A group of University at Buffalo students has embarked upon a fun, effective, and noteworthy community-based project that infuses wholesome bowls of chicken noodle soup together with a whole lot of goodwill. Not since Sugar City hosted their Sunday Soup Grant and Potluck series has anything along these lines been orchestrated in Buffalo, to the best of my knowledge.
The UB students (in the Philosophy, Politics and Economics program) have taken a chapter out of an intriguing social experiment that was first launched in Detroit, Michigan. The crowdsourcing concept is based on the idea that soup not only soothes the soul, it can actually bring people together to affect positive change.
It was Jessica Kruger, PhD, UB clinical associate professor of community health and health behavior in the School of Public Health and Health Professions, that first brought the proposal of “Buffalo Soup” to instructor – David Gray, PhD, associate teaching professor of philosophy – who then passed along the notion of the event to his students. Kruger had come across a spin-off platform when she was based in Toledo, Ohio, where she attended several events.
The way that the Buffalo Soup event works is that attendees pay for a bowl of chicken noodle soup ($5, $10, or $25) that comes with garlic butter toasted crostini. The profits raised from the purchases of the meals are then earmarked as a $1,000 microgrant, to be passed on to a worthy non-profit.
On May 3 from 6 to 9 p.m. at Thin Man Brewery (492 Elmwood Avenue), four non-profits will vie for the $1000 microgrant. They will do this by delivering five-minute presentations that will paint a picture of their organization and how it benefits people in the community. After the presentations, followed by questions from the audience, a vote will take place.

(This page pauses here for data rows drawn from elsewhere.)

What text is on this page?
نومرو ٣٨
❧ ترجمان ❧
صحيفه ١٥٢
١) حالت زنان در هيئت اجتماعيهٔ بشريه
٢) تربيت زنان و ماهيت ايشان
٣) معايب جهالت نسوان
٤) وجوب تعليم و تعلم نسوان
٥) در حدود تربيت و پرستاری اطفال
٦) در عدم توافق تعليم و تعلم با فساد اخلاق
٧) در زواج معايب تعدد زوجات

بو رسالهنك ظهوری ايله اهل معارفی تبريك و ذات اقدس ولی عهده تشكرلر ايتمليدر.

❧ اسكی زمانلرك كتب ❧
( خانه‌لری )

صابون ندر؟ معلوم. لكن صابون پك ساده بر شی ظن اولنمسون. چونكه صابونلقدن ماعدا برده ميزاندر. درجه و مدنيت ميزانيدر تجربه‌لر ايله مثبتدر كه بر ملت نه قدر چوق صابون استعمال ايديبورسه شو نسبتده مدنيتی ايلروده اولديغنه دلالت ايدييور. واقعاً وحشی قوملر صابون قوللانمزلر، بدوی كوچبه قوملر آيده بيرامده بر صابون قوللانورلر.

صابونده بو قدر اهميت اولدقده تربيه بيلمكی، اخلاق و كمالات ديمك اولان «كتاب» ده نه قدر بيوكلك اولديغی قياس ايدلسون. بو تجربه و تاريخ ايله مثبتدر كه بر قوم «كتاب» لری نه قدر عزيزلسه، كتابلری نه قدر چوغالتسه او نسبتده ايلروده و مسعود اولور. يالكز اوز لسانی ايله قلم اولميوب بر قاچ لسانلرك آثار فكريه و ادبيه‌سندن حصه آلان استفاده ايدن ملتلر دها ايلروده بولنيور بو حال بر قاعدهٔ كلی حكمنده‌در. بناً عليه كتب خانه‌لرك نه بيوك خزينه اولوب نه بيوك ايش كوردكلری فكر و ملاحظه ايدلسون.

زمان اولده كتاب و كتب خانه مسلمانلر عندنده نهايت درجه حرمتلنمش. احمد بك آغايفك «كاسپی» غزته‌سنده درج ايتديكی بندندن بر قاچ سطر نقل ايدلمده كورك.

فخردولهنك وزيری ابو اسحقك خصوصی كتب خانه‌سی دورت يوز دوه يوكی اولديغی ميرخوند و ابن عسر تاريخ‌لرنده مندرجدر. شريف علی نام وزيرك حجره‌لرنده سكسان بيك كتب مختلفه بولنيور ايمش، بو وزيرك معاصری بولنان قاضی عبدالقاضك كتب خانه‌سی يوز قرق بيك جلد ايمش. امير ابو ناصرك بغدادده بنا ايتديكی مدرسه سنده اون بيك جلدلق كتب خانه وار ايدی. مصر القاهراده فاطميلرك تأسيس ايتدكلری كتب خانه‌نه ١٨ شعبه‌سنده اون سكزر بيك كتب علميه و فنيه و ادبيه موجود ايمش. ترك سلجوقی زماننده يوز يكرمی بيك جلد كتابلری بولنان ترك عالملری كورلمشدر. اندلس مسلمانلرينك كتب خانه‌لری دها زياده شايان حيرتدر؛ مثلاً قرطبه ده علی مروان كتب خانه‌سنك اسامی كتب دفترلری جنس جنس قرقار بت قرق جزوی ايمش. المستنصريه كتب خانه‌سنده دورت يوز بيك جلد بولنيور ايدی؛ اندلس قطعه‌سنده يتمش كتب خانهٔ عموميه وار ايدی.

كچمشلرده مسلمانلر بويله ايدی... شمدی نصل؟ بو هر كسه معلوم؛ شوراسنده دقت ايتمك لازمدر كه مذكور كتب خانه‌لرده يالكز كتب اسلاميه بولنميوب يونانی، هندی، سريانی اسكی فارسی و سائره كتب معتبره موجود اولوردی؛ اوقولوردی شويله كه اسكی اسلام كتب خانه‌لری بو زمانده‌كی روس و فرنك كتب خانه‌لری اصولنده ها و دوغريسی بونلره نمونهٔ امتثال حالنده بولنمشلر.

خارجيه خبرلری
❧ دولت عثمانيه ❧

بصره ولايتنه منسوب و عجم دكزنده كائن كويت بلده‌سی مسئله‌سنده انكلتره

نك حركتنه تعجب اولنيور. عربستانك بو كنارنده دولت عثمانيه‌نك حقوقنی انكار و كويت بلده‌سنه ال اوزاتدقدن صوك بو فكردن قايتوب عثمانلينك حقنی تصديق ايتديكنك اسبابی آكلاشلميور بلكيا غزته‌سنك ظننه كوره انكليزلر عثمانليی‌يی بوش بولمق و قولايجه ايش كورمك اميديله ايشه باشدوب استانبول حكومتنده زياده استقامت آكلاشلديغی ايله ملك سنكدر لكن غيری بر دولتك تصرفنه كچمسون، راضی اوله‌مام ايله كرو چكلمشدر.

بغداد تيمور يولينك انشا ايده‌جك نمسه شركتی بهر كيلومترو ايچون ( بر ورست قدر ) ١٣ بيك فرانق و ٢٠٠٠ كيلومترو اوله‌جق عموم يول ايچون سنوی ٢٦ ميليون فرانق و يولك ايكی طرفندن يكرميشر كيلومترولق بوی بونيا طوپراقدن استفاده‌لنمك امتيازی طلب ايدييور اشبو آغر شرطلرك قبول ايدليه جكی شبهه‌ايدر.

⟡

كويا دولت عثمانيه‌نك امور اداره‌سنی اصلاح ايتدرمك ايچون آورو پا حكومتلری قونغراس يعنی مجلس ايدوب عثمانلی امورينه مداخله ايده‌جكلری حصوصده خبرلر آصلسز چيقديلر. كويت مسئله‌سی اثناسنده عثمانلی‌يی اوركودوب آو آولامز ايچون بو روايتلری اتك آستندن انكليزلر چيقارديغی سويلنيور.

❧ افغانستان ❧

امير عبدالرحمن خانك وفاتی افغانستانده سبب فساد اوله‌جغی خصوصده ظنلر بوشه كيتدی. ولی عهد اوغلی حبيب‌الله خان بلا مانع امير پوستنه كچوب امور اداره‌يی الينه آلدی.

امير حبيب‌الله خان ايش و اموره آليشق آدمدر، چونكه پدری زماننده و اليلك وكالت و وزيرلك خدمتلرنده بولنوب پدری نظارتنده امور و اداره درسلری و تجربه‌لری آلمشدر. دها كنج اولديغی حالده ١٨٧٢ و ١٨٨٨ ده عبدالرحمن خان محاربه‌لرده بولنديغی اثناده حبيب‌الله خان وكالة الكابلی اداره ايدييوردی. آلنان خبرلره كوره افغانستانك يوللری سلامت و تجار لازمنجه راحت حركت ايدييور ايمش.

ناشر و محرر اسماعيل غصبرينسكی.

The audience will ultimately determine which organization will benefit from the crowdsourced funds.
Participating non-profits for Buffalo Soup are:
UB Chapter of Food Recovery Network
“The purpose of this class is to have students synthesize what they have learned about philosophy, political science and economics throughout the program, while applying it all to achieve concrete social improvement,” says Gray, PhD, associate teaching professor of philosophy, who challenged three distinct teams* to make the world better. “Team Buffalo Soup responded to the challenge by planning this event, and hopefully starting what becomes a tradition in Buffalo of such events being held every year.”
“This is a fun way to help out and give back to the community that brings together organizations and groups across Buffalo in ways that help thinkers, dreamers and do-ers in our area get the funds they need to make a difference,” says Annabella Bogart, a senior law and psychology double major with a PPE minor, who is among the student organizers. “It’s an honor to work with faculty and fellow students in ways that give back to the community.”
“I’m so excited the students are taking this on,” says Kruger. “These students took the reins on a project that in other cities required the infrastructure of an entire organization and staff to make it happen. It’s a huge lift that they’re completing over the course of the semester.”
“I’m really proud of all of these students,” adds Gray. “They are getting out there and trying to have a positive impact on Buffalo.
“I can’t wait to see what happens.”
While Buffalo Soup has an integral community participation aspect, the other two teams are more reliant upon their own team members to fulfill the missions at hand.
Team Traffic Cones is collecting items that will populate a reading room in the women’s shelter at the Buffalo City Mission.
Gift of Thrift is collecting lightly used items from students’ dorms, such as clothing and appliances, which will serve as the inventory for a pop-up, with proceeds from item sales going to charity.